No tempo de Natal, a festa da Sagrada Família lembra-nos que as famílias cristãs estão chamadas a refletir a luz do lar de Nazaré. São um dom do Pai celestial, que quer que haja oásis no mundo em que o amor seja libertado da escravidão do egoísmo. As leituras desta festa propõem alguns conselhos para tornar santa a vida familiar: «revesti-vos de sentimentos de misericórdia, de bondade, humildade, mansidão e paciência. Suportai-vos uns aos outros e perdoai-vos mutuamente se alguém tiver razão de queixa contra outro. Tal como o Senhor vos perdoou, assim deveis fazer vós também»[21]. Tratam-se de atitudes concretas para tornar realidade o grande paradoxo do Evangelho: só a renúncia e o sacrifício conduzem ao verdadeiro amor.

A oitava do Natal acaba com a solenidade de Santa Maria Mãe de Deus. Esta festa começou a celebrar-se em Roma, possivelmente relacionada com a dedicação da igreja de Santa Maria ad martyres, situada no Panteão. A celebração faz-nos recordar que o Filho de Deus é também Filho daquela que acreditou nas promessas de Deus[22] e que Ele se fez carne para nos redimir. Assim, poucos dias depois festejamos o Nome de Jesus, nome no qual encontramos consolação na nossa oração, já que nos lembra que o Menino que adoramos chama-se Jesus porque nos salva dos nossos pecados[23].

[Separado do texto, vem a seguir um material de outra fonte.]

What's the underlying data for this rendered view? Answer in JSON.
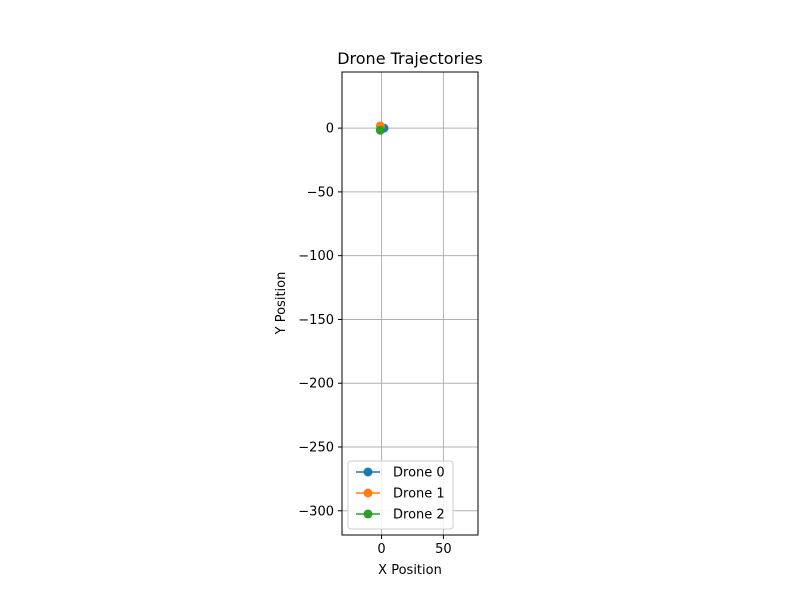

A salvação para todos os homens

Os últimos dias do ciclo de Natal comemoram a força expansiva da Luz de Deus, que quer reunir todos os homens na grande família de Deus. O rito romano antigamente comemorava também, junto com a festa do Batismo do Senhor, a “manifestação” aos Magos do Oriente – primícias entre os gentios – e as bodas de Caná, primeira manifestação da glória de Jesus aos seus discípulos. Mesmo que a liturgia romana celebre hoje estas “epifanias” em dias diferentes, ficam alguns ecos dessa tradição que conservaram as liturgias orientais. Um destes ecos é uma antífona do dia 6 de janeiro: «Hoje a Igreja uniu-se ao seu esposo celeste, porque, no Jordão, Cristo a lavou dos seus pecados; os Magos, com presentes, correm às festas das núpcias reais; e os convivas alegram-se com a água transformada em vinho»[24].

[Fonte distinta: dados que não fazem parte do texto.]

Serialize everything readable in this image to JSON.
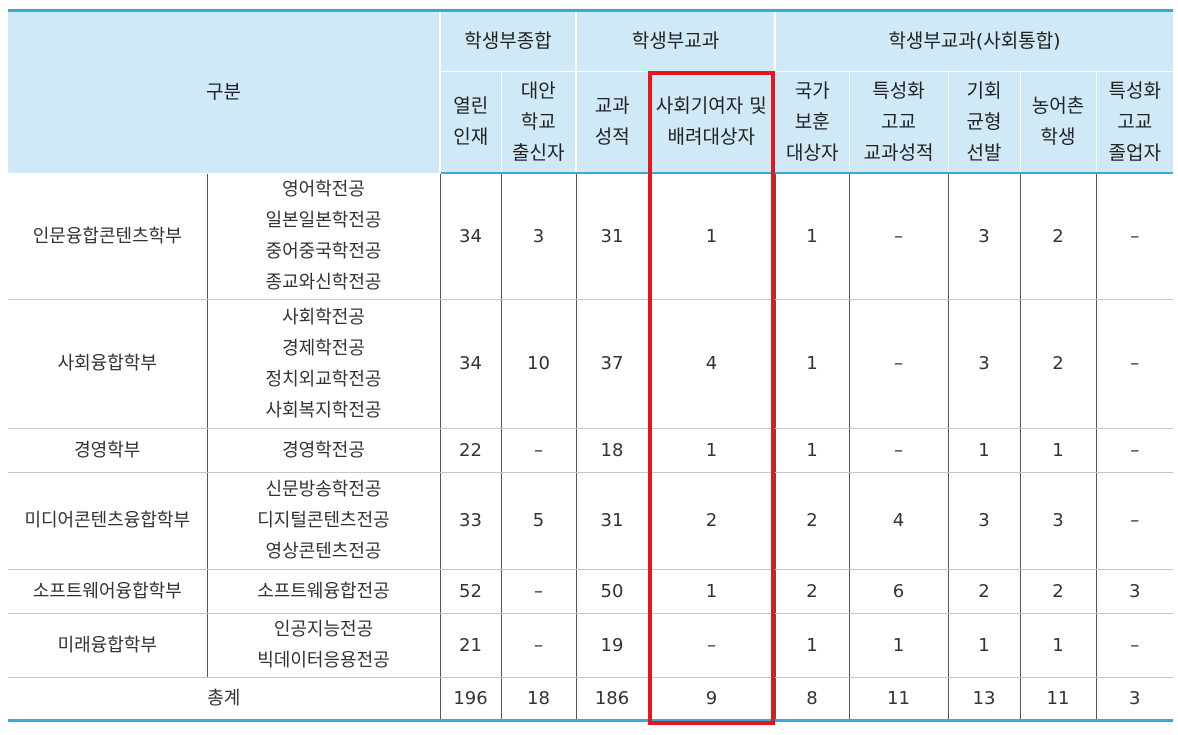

Na solenidade da Epifania, a Igreja convida a seguir o exemplo dos Magos, que perseveram na procura da Verdade, não temem perguntar quando perdem a luz da estrela e encontram a sua própria grandeza adorando o Menino recém nascido. Como eles, também nós queremos dar-Lhe tudo o que há de melhor, cientes de que dar é próprio de enamorados e que ao Senhor «não lhe interessam riquezas, nem frutos, nem animais da terra, do mar ou do ar, porque tudo isso lhe pertence. Quer algo de íntimo, que havemos de lhe entregar com liberdade: dá-me, meu filho, o teu coração (Pr 23, 26)»[25].

Festejar o Baptismo

A Festa do Batismo do Senhor encerra o tempo de Natal. Convida-nos a contemplar Jesus que se inclina humildemente para santificar as águas, para que no sacramento do Batismo possamos unir-nos à sua Páscoa: «Nós, com o Batismo, somos imergidos naquela fonte inesgotável de vida que é a morte de Jesus, o maior ato de amor de toda a história»[26]. Por isso, como diz o Papa Francisco, é natural que recordemos com alegria a data em que recebemos este sacramento: «Conhecer a data do nosso Batismo significa conhecer uma data feliz. Mas o risco de não o conhecer significa perder a memória daquilo que o Senhor fez em nós, a memória do dom que recebemos»[27]. Assim fazia S. Josemaria, pois cada dia 13 de janeiro lembrava-se com agradecimento dos seus padrinhos e do próprio sacerdote que o batizou[28]. Num dos seus últimos aniversários na terra, quando saía do oratório de Santa Maria da Paz, depois de celebrar a Missa, deteve-se um momento diante da pia batismal, beijou-a e acrescentou: «Dá-me muita alegria beijá-la. Aqui fizeram-me cristão».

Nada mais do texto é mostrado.